Several critics commented on the film's tonal inconsistencies and balancing of two parallel storylines. Kevin Thomas of the Los Angeles Times cited this as a fault, writing: "Serious problems of structure and pacing afflict the film from the start. No sooner are we on the verge of involvement with one of the stories than we’re switched to the other. The effect, compounded by deliberately languid pacing, is that Bride scarcely ever comes alive—except when Rappaport is on the screen." James J. Mulay, in the book The Horror Film: A Guide to More Than 700 Films on Videocassette (1989) also observed this structural issue, noting: "The Bride must be commended for its attempt to tell two parallel stories, but unfortunately the halves do not balance, resulting in a picture in which the lead characters (Sting and Beals) become secondary to the supporting ones (Brown and Rappaport)." Mulay did, however, commend the film for its cinematography and gothic European atmosphere. Derek Malcolm of The Guardian wrote that the film "looks good and tries hard for a kind of fairy-tale significance. But the screenplay... is generally awful, so any ideas the film has are suffused in the dreadful afterglow of cinematic ancient and modern."

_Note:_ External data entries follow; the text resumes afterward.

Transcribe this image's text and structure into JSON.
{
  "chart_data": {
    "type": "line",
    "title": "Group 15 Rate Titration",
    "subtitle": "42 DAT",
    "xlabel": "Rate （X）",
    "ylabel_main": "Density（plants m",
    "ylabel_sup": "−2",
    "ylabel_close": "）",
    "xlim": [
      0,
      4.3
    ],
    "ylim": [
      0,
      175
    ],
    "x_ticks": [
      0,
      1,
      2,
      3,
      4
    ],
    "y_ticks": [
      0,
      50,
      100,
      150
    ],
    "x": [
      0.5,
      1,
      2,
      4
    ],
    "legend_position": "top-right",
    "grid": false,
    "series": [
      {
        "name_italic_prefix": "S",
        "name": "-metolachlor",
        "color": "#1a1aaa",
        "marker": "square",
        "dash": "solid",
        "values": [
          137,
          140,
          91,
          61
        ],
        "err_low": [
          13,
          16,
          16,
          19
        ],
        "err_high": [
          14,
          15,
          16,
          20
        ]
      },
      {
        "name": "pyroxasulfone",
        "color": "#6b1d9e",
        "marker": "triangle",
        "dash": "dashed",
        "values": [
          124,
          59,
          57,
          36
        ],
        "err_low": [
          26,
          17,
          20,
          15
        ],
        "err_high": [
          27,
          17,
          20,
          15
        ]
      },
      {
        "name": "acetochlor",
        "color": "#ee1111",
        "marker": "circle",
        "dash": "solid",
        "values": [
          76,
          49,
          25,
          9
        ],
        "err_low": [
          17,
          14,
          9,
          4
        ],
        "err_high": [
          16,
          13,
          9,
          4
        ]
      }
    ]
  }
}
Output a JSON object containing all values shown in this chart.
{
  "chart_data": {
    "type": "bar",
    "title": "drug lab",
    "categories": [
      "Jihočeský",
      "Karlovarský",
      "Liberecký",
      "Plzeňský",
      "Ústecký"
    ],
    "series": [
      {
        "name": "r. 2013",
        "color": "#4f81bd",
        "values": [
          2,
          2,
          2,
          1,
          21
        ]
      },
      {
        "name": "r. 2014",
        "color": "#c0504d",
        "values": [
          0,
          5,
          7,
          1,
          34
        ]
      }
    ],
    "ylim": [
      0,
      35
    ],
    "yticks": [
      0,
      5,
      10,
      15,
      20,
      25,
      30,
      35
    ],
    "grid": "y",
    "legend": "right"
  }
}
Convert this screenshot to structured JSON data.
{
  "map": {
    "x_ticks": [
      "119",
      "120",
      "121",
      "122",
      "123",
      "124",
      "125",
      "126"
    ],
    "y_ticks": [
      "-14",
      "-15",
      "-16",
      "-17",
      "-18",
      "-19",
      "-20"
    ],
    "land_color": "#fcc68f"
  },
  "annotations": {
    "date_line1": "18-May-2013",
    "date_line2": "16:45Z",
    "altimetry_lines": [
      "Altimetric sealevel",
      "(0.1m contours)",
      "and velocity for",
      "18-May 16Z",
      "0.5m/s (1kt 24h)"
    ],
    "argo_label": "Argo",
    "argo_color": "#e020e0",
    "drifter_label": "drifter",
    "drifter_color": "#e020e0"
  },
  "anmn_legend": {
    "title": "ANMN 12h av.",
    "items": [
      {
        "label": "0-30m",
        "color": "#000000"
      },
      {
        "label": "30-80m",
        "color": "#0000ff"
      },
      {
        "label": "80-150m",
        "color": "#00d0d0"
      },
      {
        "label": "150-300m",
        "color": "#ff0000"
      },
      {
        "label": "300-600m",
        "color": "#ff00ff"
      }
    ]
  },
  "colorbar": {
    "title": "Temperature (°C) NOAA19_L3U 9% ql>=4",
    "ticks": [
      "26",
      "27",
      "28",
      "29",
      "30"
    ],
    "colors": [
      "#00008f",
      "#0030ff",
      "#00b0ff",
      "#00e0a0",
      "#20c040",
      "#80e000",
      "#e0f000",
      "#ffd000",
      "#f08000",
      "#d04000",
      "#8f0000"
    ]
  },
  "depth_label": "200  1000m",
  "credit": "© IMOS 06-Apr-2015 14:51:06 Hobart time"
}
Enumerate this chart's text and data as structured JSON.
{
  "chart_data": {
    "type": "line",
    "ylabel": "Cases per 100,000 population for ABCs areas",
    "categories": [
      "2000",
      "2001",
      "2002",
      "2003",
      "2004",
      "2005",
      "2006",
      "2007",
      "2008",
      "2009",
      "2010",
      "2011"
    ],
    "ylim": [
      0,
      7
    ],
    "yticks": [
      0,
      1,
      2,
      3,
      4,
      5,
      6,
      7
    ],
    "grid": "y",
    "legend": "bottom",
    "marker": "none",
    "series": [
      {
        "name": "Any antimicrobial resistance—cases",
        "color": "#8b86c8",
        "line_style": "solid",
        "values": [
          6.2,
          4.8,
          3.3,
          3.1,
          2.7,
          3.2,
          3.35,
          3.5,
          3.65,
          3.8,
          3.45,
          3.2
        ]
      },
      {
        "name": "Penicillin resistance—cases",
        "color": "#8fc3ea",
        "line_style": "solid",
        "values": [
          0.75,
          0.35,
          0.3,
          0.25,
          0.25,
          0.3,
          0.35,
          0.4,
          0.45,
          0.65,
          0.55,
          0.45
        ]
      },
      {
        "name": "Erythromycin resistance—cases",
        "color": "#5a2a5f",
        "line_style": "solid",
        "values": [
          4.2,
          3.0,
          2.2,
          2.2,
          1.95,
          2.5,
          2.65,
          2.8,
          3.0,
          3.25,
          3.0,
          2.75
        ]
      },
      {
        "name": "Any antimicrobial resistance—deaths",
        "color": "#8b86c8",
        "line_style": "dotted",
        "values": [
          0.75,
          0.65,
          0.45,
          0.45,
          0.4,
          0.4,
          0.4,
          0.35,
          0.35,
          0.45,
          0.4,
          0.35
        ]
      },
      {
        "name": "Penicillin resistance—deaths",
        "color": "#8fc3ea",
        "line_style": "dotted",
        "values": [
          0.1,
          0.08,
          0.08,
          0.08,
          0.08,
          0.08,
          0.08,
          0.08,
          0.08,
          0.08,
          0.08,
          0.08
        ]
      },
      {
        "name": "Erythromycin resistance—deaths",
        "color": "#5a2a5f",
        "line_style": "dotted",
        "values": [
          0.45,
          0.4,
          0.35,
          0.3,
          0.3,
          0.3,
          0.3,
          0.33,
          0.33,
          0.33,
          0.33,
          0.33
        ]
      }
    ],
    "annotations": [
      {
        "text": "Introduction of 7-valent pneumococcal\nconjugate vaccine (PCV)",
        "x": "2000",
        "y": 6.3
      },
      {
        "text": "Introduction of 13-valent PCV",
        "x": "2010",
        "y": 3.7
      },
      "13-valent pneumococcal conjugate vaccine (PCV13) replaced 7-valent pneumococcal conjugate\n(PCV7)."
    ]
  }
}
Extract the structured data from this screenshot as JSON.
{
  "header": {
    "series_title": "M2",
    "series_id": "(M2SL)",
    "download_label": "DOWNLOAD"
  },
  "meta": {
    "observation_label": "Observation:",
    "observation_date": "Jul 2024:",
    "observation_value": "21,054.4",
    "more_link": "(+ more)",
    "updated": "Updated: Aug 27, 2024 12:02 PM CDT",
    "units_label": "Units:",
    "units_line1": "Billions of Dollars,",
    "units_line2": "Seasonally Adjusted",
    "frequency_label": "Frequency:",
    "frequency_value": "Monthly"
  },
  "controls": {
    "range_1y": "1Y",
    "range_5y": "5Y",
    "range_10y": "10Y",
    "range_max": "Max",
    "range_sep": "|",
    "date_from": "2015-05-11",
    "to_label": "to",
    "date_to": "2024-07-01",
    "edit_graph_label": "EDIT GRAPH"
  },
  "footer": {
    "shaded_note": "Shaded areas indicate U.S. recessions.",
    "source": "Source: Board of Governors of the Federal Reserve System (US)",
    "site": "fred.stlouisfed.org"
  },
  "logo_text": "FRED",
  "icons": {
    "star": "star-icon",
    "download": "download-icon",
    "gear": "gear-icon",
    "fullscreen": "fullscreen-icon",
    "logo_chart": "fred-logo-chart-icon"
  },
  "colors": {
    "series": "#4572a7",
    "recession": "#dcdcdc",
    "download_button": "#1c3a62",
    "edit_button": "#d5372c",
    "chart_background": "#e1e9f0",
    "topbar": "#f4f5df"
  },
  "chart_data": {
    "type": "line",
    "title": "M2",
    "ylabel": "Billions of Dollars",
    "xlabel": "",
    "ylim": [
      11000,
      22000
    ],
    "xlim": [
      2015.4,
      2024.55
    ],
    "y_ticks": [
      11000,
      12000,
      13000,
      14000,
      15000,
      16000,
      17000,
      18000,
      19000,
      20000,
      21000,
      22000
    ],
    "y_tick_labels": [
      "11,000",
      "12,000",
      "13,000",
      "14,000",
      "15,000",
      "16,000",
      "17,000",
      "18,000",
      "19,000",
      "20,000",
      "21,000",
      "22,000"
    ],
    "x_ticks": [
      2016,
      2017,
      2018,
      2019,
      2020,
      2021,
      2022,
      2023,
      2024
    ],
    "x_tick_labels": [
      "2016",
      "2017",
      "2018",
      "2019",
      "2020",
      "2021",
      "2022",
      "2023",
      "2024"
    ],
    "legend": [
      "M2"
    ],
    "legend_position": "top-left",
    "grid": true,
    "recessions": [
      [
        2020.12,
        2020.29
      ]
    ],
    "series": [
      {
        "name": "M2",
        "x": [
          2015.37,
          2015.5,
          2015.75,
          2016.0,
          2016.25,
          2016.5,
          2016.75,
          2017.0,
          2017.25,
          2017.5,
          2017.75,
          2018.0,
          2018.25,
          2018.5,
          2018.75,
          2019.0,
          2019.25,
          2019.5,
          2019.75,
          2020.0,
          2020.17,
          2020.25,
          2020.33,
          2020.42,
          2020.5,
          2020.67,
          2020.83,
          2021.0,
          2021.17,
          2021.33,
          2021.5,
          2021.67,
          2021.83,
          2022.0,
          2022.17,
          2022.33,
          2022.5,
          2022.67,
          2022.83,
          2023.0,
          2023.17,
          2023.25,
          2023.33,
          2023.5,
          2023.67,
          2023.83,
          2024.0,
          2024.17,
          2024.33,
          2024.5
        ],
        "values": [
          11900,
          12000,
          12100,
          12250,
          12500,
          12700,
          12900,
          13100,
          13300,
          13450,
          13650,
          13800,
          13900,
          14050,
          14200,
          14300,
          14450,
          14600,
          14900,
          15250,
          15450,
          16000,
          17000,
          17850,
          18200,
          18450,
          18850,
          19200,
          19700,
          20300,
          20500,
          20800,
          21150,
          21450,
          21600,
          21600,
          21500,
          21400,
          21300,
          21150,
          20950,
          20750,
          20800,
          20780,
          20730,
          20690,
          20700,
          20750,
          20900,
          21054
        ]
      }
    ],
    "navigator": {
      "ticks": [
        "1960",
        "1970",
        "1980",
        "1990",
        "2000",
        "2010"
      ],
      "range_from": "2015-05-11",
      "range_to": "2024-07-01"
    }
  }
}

The Daily Items Larry Worth found the film's mixture of genres confounding, writing: "In the opening scene, [Roddam is] after horror—no question about it... But the next thing you know, it's on to comedy... The changes are unsettling and off-putting. So by the time Roddam throws in gratuitous nudity and violence (with no less than three given shots of any blood-oriented moments), viewers are left in an absolute whirl." Noel Taylor of the Toledo Blade gave the film a mixed review, summarizing it as "unevenly cast, sweet-natured and cruel, Gothically feminist and only a vague reminder of the Mary Shelley original or the 1935 Hollywood Bride of Frankenstein whose memory its makers seem determined to bury."

Alternately, Michael H. Price of the Fort Worth Star-Telegram awarded the film a favorable review; he praised it as "classic-manner moviemaking, breaking new ground with immense respect for what has gone before," as well as favorably describing Beals's acting as expressive and Sting's "stuffy portrayal of the Baron" as "unlike any prior characterization but in a league with Colin Clive's Type-A lunatic of 1931–35 and Peter Cushing's defiant man-above-men of the later Hammer Films Frankensteins." Malcolm L. Johnson of the Hartford Courant also favored the film, describing it as "darkly fascinating" and "ravishing to look upon." The Oregonians Bob Hicks also lauded the cinematography and visuals, concluding in his review: "The Bride has its problems, most of them tied to its tendency to go too far and become unintentionally funny. But it takes seriously an old theme that still has considerable life in it—the historical break between a religious and a rational, or scientific, worldview—and it is one of the most visually alluring movies we are likely to see this year."

===Accolades===

| Award/association | Year | Category | Recipient(s) and nominee(s) | Result | Ref. |
| Golden Raspberry Awards | 1986 | Worst Actress | Jennifer Beals | Nominated |  |
| Saturn Awards | 1986 | Best Music | Maurice Jarre | Nominated |  |
| Best Costume Design | Shirley Russell | Nominated |

==Book adaptations==
A tie-in novelization by Vonda N. McIntyre based on Fonvielle's screenplay was published by Dell Books in July 1985. The same year, a storybook adaptation by Elizabeth Levy was also published, illustrated with photographs and stills from the film.